Tuning The Kernel With A Genetic Algorithm
fsck! writes "Jake Moilanen provided a series of four patches against the 2.6.9 Linux kernel that introduce a simple genetic algorithm used for automatic tuning. The patches update the anticipatory IO scheduler and the zaphod CPU scheduler to both use the new in-kernel library, theoretically allowing them to automatically tune themselves for the best possible performance for any given workload. Jake says, 'using these patches, there are small gains (1-3%) in Unixbench & SpecJBB. I am hoping a scheduler guru will able to rework them to give higher gains.'"
A common criticism of Open Source is the accusation that it lacks innovation.
:-)
I mean, common. Just look at this. Amazing.
And even if it turns out to be not that good, it was still a good read
So how much additional complexity is added for a 1-3% perfomance improvement? I'm all for more speed, but keeping thinks simple can often be more improtant when it comes to maintainablity and adding additional features.
And the knowledge that they fear is a weapon to be used against them...
If a parameter space is complex enough that you can use a genetic algorithm to tune it, the solutions it finds may have all sorts of unexpected potholes, bugs, etc.
In other words, non-competitive genetic algorithms are only as smart as the fitness function you give them. If your fitness criteria aren't smart enough to cover all the bases, your solutions will have unpredictable deficiencies.
It's a unique idea - what's wrong with running it for a while with your typical load (say, for a fileserver), finding some better-than-average parameters for the kernel, then running an unpatched kernel with those parameters manually entered?
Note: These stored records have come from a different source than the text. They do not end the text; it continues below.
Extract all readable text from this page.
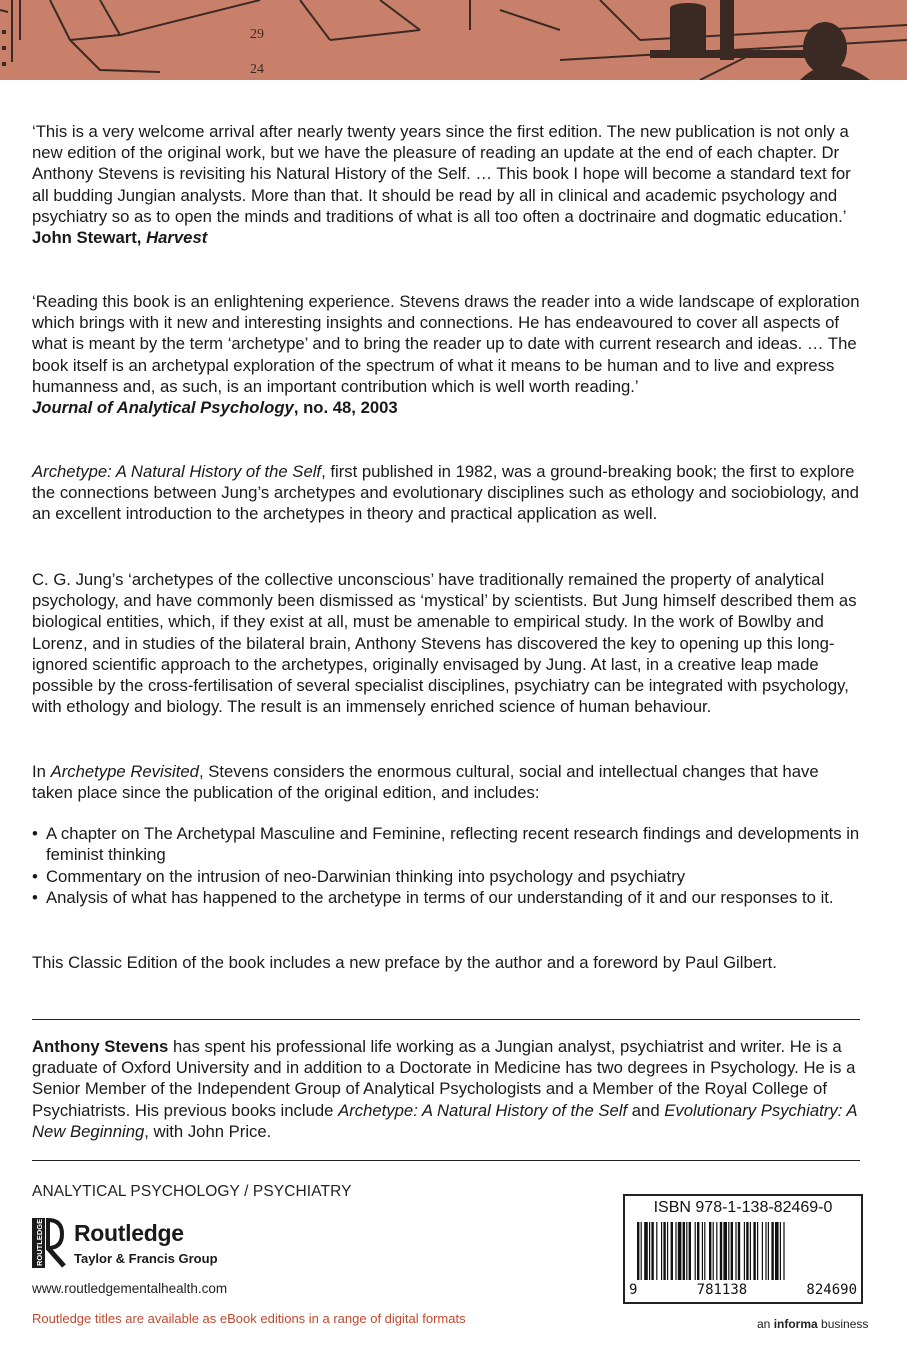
29
24

‘This is a very welcome arrival after nearly twenty years since the first edition. The new publication is not only a new edition of the original work, but we have the pleasure of reading an update at the end of each chapter. Dr Anthony Stevens is revisiting his Natural History of the Self. … This book I hope will become a standard text for all budding Jungian analysts. More than that. It should be read by all in clinical and academic psychology and psychiatry so as to open the minds and traditions of what is all too often a doctrinaire and dogmatic education.’
John Stewart, Harvest

‘Reading this book is an enlightening experience. Stevens draws the reader into a wide landscape of exploration which brings with it new and interesting insights and connections. He has endeavoured to cover all aspects of what is meant by the term ‘archetype’ and to bring the reader up to date with current research and ideas. … The book itself is an archetypal exploration of the spectrum of what it means to be human and to live and express humanness and, as such, is an important contribution which is well worth reading.’
Journal of Analytical Psychology, no. 48, 2003

Archetype: A Natural History of the Self, first published in 1982, was a ground-breaking book; the first to explore the connections between Jung’s archetypes and evolutionary disciplines such as ethology and sociobiology, and an excellent introduction to the archetypes in theory and practical application as well.

C. G. Jung’s ‘archetypes of the collective unconscious’ have traditionally remained the property of analytical psychology, and have commonly been dismissed as ‘mystical’ by scientists. But Jung himself described them as biological entities, which, if they exist at all, must be amenable to empirical study. In the work of Bowlby and Lorenz, and in studies of the bilateral brain, Anthony Stevens has discovered the key to opening up this long-ignored scientific approach to the archetypes, originally envisaged by Jung. At last, in a creative leap made possible by the cross-fertilisation of several specialist disciplines, psychiatry can be integrated with psychology, with ethology and biology. The result is an immensely enriched science of human behaviour.

In Archetype Revisited, Stevens considers the enormous cultural, social and intellectual changes that have taken place since the publication of the original edition, and includes:

• A chapter on The Archetypal Masculine and Feminine, reflecting recent research findings and developments in feminist thinking
• Commentary on the intrusion of neo-Darwinian thinking into psychology and psychiatry
• Analysis of what has happened to the archetype in terms of our understanding of it and our responses to it.

This Classic Edition of the book includes a new preface by the author and a foreword by Paul Gilbert.

Anthony Stevens has spent his professional life working as a Jungian analyst, psychiatrist and writer. He is a graduate of Oxford University and in addition to a Doctorate in Medicine has two degrees in Psychology. He is a Senior Member of the Independent Group of Analytical Psychologists and a Member of the Royal College of Psychiatrists. His previous books include Archetype: A Natural History of the Self and Evolutionary Psychiatry: A New Beginning, with John Price.

ANALYTICAL PSYCHOLOGY / PSYCHIATRY
ROUTLEDGE Routledge
Taylor & Francis Group
www.routledgementalhealth.com
Routledge titles are available as eBook editions in a range of digital formats
ISBN 978-1-138-82469-0
9	781138	824690
an informa business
What is "on the borders of statistical error" depends on how many times the test was run, and how much variation there had been in his results before. I think it's pretty safe to assume that if he knows how to implement a genetic algorithm into the linux kernel, he knows how to handle statistics properly.
The main problem with this or any other adaptive tuning mechanism is actually acquiring performance metrics.
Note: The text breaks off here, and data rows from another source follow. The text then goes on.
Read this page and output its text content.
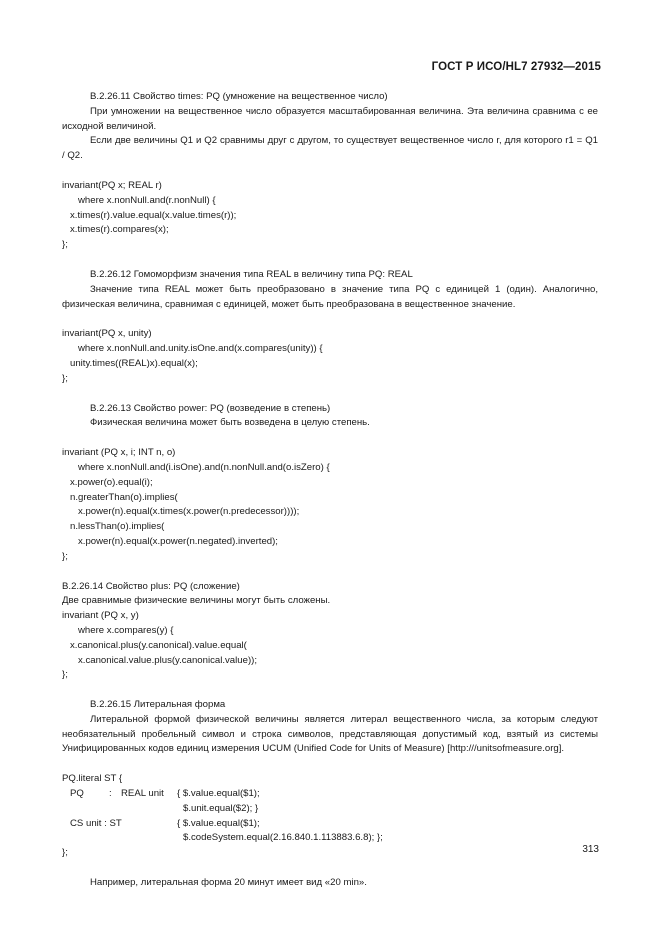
ГОСТ Р ИСО/HL7 27932—2015

B.2.26.11 Свойство times: PQ (умножение на вещественное число)

При умножении на вещественное число образуется масштабированная величина. Эта величина сравнима с ее исходной величиной.

Если две величины Q1 и Q2 сравнимы друг с другом, то существует вещественное число r, для которого r1 = Q1 / Q2.

invariant(PQ x; REAL r)
where x.nonNull.and(r.nonNull) {
x.times(r).value.equal(x.value.times(r));
x.times(r).compares(x);
};

B.2.26.12 Гомоморфизм значения типа REAL в величину типа PQ: REAL

Значение типа REAL может быть преобразовано в значение типа PQ с единицей 1 (один). Аналогично, физическая величина, сравнимая с единицей, может быть преобразована в вещественное значение.

invariant(PQ x, unity)
where x.nonNull.and.unity.isOne.and(x.compares(unity)) {
unity.times((REAL)x).equal(x);
};

B.2.26.13 Свойство power: PQ (возведение в степень)

Физическая величина может быть возведена в целую степень.

invariant (PQ x, i; INT n, o)
where x.nonNull.and(i.isOne).and(n.nonNull.and(o.isZero) {
x.power(o).equal(i);
n.greaterThan(o).implies(
x.power(n).equal(x.times(x.power(n.predecessor))));
n.lessThan(o).implies(
x.power(n).equal(x.power(n.negated).inverted);
};

B.2.26.14 Свойство plus: PQ (сложение)

Две сравнимые физические величины могут быть сложены.

invariant (PQ x, y)
where x.compares(y) {
x.canonical.plus(y.canonical).value.equal(
x.canonical.value.plus(y.canonical.value));
};

B.2.26.15 Литеральная форма

Литеральной формой физической величины является литерал вещественного числа, за которым следуют необязательный пробельный символ и строка символов, представляющая допустимый код, взятый из системы Унифицированных кодов единиц измерения UCUM (Unified Code for Units of Measure) [http:///unitsofmeasure.org].

PQ.literal ST {
PQ	: REAL unit { $.value.equal($1);
$.unit.equal($2); }
CS unit : ST	{ $.value.equal($1);
$.codeSystem.equal(2.16.840.1.113883.6.8); };
};

Например, литеральная форма 20 минут имеет вид «20 min».

313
What is the system using to decide if a new parameter set is better than a previous? What is the fitness test?
Some applications are disk-bound, others are CPU-bound, others are network bound. The performance dance is often non-obvious (e.g. some applications will achieve generally higher performance by allowing I/O higher priority than context switching, while others that appear to perform in a similar manner will achive higher performance by reversing that order).
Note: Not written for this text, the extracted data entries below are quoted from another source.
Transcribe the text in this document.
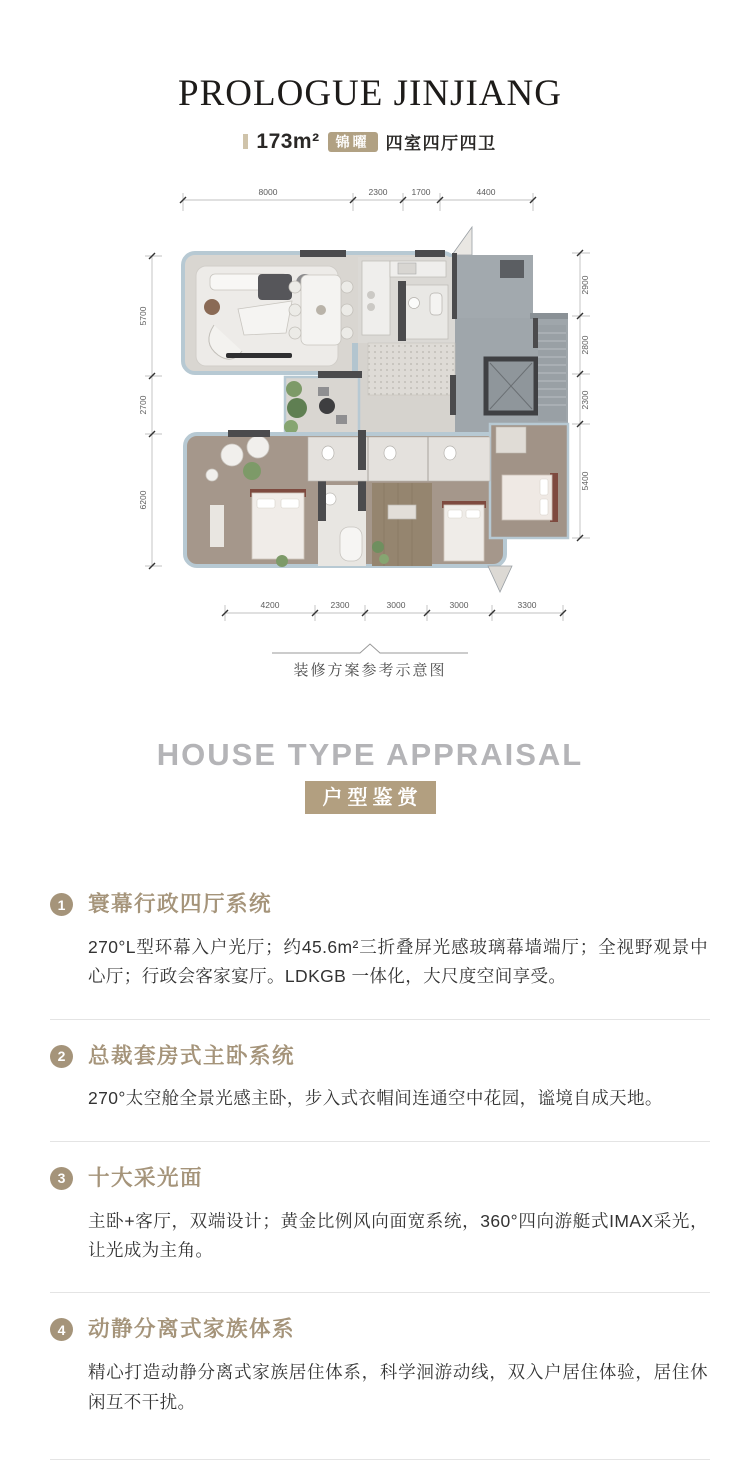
PROLOGUE JINJIANG
173m²	锦曜 四室四厅四卫
8000	2300	1700	4400
5700
2700
6200
2900
2800
2300
5400
4200	2300	3000	3000	3300
装修方案参考示意图
HOUSE TYPE APPRAISAL
户型鉴赏
1	寰幕行政四厅系统
270°L型环幕入户光厅；约45.6m²三折叠屏光感玻璃幕墙端厅；全视野观景中心厅；行政会客家宴厅。LDKGB 一体化，大尺度空间享受。
2	总裁套房式主卧系统
270°太空舱全景光感主卧，步入式衣帽间连通空中花园，谧境自成天地。
3	十大采光面
主卧+客厅，双端设计；黄金比例风向面宽系统，360°四向游艇式IMAX采光，让光成为主角。
4	动静分离式家族体系
精心打造动静分离式家族居住体系，科学洄游动线，双入户居住体验，居住休闲互不干扰。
The kernel does not have any mechanism to determine if a particular application is performing better or worse, it can only really get a guage of throughput and load. While this MAY be enough to get small systemwide performance gains, in order to really acheive significant application-specific performance gains, I think that applications would need to explicitly add support for adaptive tuning by logging relevant performance metrics for the kernel to tune around.
Thoughts?
The reason that it can be true that 1+1 > 2 is that very peculiar nonzero value of the + operator
In reality, the basic GA framework is "just" another efficient search algorithm, no cooler or more complex than, say, a hash table or a binary search tree; at its simplest, a GA is a way to find an optimal configuration of components without looking at all possible (potentially explosively exponential) combinations; instead, you look at just some permutations, and as you iterate through generations, applying breeding and mutation, you arrive at a generation which is statistically close to optimal.
GAs are also in no way new or unproven technology; a nice example of mainstream use is PostgreSQL's query planner, which uses GAs to optimize query plans.
First thing: A GA is only truly effective if you let it exhaustively search the search space
If you have the resources to exhastively search the space... you don't need a GA.
A GA is generally used when the search space is hopelessly huge and you need to chart a course from A to(wards) B but you don't know the way.
And in finding this solution, which is "grown", not engineered, it's much easier for unintended wierdnesses to creep in. A GA might solve problem X by ruining performance on problem Y, something that you, as a software engineer, would never even consider viable, and hence you forgot to force the fitness function to check problem Y along with problem X.